The only scheduled items on the agenda were the celebration of the Eucharist at 10am and an event known as a “Fireside Chat” at 7.
The preacher at the Eucharist was the Bishop Suffragan of Haiti, where they surely know something about leadership in a time of loss. Oge Beauvoir wisely reminded us that “communities rise and fall on the quality of their leadership.”
Mealtimes, of course, are wonderful occasions for conversing and connecting. Unlike parish clergy, most of whom are able to sustain relationships with nearby peers, bishops mostly work in isolation from others who share the same challenges. So the opportunity just to be together is life-giving.
After lunch, I took a brisk hour-long walk by myself. Since I’m away from my treadmill, I’m grateful for every opportunity to exercise. After a bit of a nap (had to get that hour of sleep lost in the time change back!) I toted my laptop to a lounge area and worked on a blog post regarding the Title IV accord, mixed in with conversations with bishops coming and going from that area.
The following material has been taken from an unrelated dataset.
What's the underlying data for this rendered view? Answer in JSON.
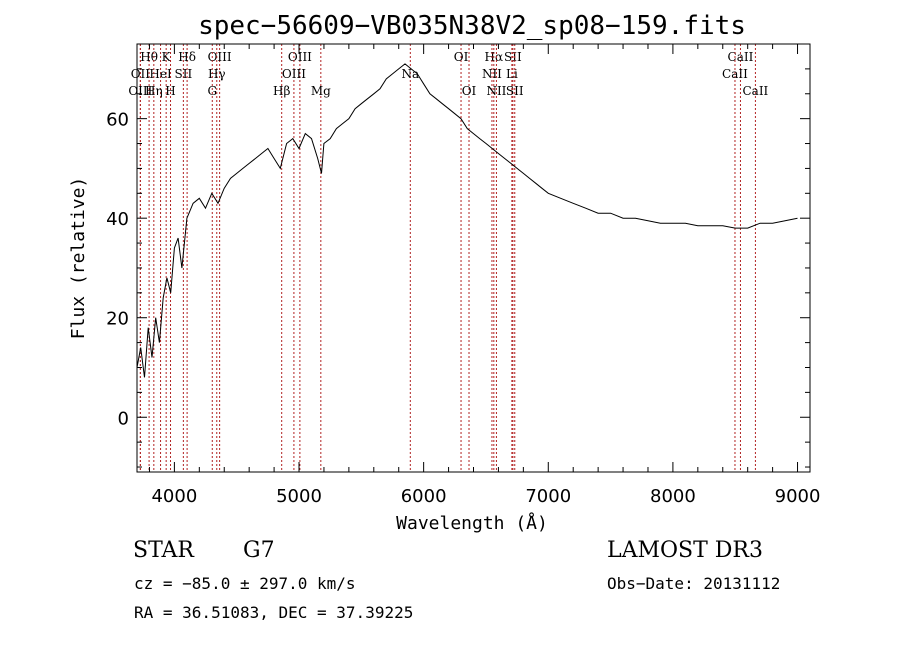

After dinner, we gathered in a large room where there is indeed a large fireplace with a fire in it. The room is really too small and there were several who had to stand along the walls. The Presiding Bishop had a few items of her own to share, after which she opened up the floor, passing around a wireless microphone. (Even those, like YFNB, whose voices naturally carry had to use it for the sake of the translators.) I was glad somebody introduced the subject of the South Carolina debacle. I piggy-backed on this to make the observation that this is indeed the elephant in the room, and if our theme is godly leadership in a time of loss, there is probably nothing more important for us to discuss. I was assured that there may yet be an opportunity for us to do this before we leave Kanuga.